From e0633c453527a998cd0b6e0b133e6abfe4d9da98 Mon Sep 17 00:00:00 2001
From: Jigao Luo <jigao.luo@outlook.com>
Date: Sun, 11 May 2025 22:38:13 +0200
Subject: [PATCH 1/2] fine-granularity locking instead of only one mutex: now
 each free_list has its own mutex

Signed-off-by: Jigao Luo <jigao.luo@outlook.com>
---
 .../rmm/mr/device/detail/free_list.hpp        |  8 ++
 .../detail/stream_ordered_memory_resource.hpp | 83 +++++++++++++++----
 .../rmm/mr/device/pool_memory_resource.hpp    |  1 +
 .../mr/device/mr_ref_multithreaded_tests.cpp  |  2 +-
 4 files changed, 77 insertions(+), 17 deletions(-)

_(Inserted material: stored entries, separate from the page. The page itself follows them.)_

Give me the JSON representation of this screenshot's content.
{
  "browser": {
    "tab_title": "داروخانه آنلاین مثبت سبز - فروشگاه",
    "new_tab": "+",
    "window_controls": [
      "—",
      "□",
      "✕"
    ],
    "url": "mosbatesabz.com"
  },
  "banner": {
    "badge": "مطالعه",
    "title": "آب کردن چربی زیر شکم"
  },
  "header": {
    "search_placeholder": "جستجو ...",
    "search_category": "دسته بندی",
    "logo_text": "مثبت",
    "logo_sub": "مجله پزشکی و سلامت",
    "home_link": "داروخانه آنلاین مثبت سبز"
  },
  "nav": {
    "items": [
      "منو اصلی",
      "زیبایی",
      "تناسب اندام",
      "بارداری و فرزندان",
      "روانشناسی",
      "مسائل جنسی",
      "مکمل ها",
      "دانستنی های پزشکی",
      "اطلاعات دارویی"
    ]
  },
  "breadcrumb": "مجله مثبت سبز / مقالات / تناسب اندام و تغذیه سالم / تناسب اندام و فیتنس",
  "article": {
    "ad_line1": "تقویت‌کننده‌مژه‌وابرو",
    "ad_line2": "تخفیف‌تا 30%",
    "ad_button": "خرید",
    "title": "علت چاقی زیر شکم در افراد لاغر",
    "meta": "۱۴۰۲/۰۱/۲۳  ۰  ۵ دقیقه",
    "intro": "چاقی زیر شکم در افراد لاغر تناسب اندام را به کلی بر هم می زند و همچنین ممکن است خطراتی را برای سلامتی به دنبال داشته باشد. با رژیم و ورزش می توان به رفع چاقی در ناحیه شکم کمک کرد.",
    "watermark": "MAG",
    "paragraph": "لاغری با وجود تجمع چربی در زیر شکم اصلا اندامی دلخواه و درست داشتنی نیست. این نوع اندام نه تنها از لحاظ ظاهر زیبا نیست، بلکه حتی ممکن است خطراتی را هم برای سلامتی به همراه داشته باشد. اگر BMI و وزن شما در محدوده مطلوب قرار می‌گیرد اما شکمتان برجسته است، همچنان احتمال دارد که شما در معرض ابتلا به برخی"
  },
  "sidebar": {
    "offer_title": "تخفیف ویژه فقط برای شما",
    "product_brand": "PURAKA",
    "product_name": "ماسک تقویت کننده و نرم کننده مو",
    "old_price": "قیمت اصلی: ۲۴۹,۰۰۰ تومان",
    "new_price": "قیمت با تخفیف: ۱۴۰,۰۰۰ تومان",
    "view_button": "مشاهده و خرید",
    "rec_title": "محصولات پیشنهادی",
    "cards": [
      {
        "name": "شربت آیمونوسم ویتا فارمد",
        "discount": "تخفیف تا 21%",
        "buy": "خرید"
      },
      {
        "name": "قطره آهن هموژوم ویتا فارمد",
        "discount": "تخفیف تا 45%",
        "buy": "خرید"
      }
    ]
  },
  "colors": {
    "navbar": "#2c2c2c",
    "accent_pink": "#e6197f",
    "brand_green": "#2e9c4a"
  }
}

diff --git a/cpp/include/rmm/mr/device/detail/free_list.hpp b/cpp/include/rmm/mr/device/detail/free_list.hpp
index 2e33fc695..ed71a4355 100644
--- a/cpp/include/rmm/mr/device/detail/free_list.hpp
+++ b/cpp/include/rmm/mr/device/detail/free_list.hpp
@@ -19,6 +19,7 @@
 #include <rmm/detail/export.hpp>
 
 #include <algorithm>
+#include <mutex>
 #ifdef RMM_DEBUG_PRINT
 #include <iostream>
 #endif
@@ -138,6 +139,12 @@ class free_list {
   }
 #endif
 
+  /**
+   * @brief Returns a reference to the mutex used for synchronizing the free list.
+   *
+   */
+  [[nodiscard]] std::mutex& get_mutex() { return mtx_; }
+
  protected:
   /**
    * @brief Insert a block in the free list before the specified position
@@ -182,6 +189,7 @@ class free_list {
 
  private:
   list_type blocks;  // The internal container of blocks
+  std::mutex mtx_;   // The mutex for each free list
 };
 
 }  // namespace mr::detail
diff --git a/cpp/include/rmm/mr/device/detail/stream_ordered_memory_resource.hpp b/cpp/include/rmm/mr/device/detail/stream_ordered_memory_resource.hpp
index 5b1476d37..2f4058c96 100644
--- a/cpp/include/rmm/mr/device/detail/stream_ordered_memory_resource.hpp
+++ b/cpp/include/rmm/mr/device/detail/stream_ordered_memory_resource.hpp
@@ -29,6 +29,7 @@
 #include <cstddef>
 #include <map>
 #include <mutex>
+#include <shared_mutex>
 #include <unordered_map>
 #ifdef RMM_DEBUG_PRINT
 #include <iostream>
@@ -87,9 +88,11 @@ class stream_ordered_memory_resource : public crtp<PoolResource>, public device_
   stream_ordered_memory_resource& operator=(stream_ordered_memory_resource&&)      = delete;
 
  protected:
-  using free_list  = FreeListType;
-  using block_type = typename free_list::block_type;
-  using lock_guard = std::lock_guard<std::mutex>;
+  using free_list        = FreeListType;
+  using block_type       = typename free_list::block_type;
+  using lock_guard       = std::lock_guard<std::mutex>;
+  using read_lock_guard  = std::shared_lock<std::shared_mutex>;
+  using write_lock_guard = std::unique_lock<std::shared_mutex>;
 
   // Derived classes must implement these four methods
 
@@ -204,12 +207,11 @@ class stream_ordered_memory_resource : public crtp<PoolResource>, public device_
    */
   void* do_allocate(std::size_t size, cuda_stream_view stream) override
   {
+    RMM_FUNC_RANGE();
     RMM_LOG_TRACE("[A][stream %s][%zuB]", rmm::detail::format_stream(stream), size);
 
     if (size <= 0) { return nullptr; }
 
-    lock_guard lock(mtx_);
-
     auto stream_event = get_event(stream);
 
     size = rmm::align_up(size, rmm::CUDA_ALLOCATION_ALIGNMENT);
@@ -224,7 +226,8 @@ class stream_ordered_memory_resource : public crtp<PoolResource>, public device_
                   size,
                   block.pointer());
 
-    log_summary_trace();
+    // TODO(jigao): this logging is not protected by mutex!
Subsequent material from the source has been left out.